Cass. com., 8 juillet 2026, n° 25-13.219
Une bonne nouvelle pour les petits-enfants qui héritent "par représentation" après renonciation d'un parent.
Le contexte
Une grand-mère décède en 2016. Elle laisse deux enfants : un fils et une fille.
La fille renonce à la succession de sa mère. Ses trois enfants (les petits-enfants de la défunte) viennent alors hériter à sa place. C'est ce qu'on appelle la représentation : les petits-enfants prennent la place de leur mère renonçante dans la succession de leur grand-mère.
Le problème posé par l'administration fiscale
Pour calculer l'impôt sur une succession, on tient compte des donations déjà reçues par l'héritier dans les 15 années précédentes. Plus un héritier a déjà reçu de son vivant, plus vite il "monte" dans les tranches d'imposition les plus élevées.

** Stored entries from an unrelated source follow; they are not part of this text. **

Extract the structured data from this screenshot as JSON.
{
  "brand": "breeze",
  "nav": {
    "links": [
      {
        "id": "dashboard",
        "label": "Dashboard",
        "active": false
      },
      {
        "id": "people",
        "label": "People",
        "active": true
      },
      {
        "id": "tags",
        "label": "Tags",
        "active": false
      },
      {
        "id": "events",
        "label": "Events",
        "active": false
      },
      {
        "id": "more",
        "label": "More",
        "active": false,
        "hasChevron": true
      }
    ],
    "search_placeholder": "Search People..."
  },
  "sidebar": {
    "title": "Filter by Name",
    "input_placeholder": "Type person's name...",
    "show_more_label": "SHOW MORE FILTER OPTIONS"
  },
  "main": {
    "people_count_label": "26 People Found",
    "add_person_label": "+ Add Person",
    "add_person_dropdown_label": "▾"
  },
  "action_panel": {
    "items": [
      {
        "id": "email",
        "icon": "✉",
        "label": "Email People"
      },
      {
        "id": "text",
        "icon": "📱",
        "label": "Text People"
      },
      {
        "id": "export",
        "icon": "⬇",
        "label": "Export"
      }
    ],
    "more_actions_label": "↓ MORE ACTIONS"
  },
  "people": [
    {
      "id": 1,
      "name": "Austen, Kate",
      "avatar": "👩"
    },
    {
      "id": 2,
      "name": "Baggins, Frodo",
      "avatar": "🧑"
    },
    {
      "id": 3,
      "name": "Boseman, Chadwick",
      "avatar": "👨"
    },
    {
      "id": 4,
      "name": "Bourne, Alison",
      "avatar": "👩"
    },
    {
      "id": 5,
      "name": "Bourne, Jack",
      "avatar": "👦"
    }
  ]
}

Ici, la grand-mère avait fait des donations à sa fille avant son décès. Mais la fille a renoncé à la succession. Ce sont ses enfants qui héritent à sa place.
L'administration fiscale a voulu prendre en compte les donations reçues par la mère pour calculer l'impôt dû par les petits-enfants. Résultat : un redressement de plus de 354 000 euros.
La question de droit
Peut-on faire "payer" aux petits-enfants les donations reçues par leur mère, alors qu'eux-mêmes n'ont jamais rien reçu personnellement de leur grand-mère ?
La réponse de la Cour de cassation
Non.
La Cour rappelle un principe simple : l'héritier qui renonce est censé n'avoir jamais été héritier. Ses enfants viennent à la succession en leur nom propre, en raison de leur lien de parenté direct avec la défunte, et non en tant que continuateurs de leur mère.
Or les textes fiscaux ne permettent de réintégrer que les donations reçues par le donataire, l'héritier ou le légataire lui-même. Rien ne prévoit d'étendre cette règle aux enfants venant par représentation, pour des donations qu'ils n'ont pas personnellement reçues.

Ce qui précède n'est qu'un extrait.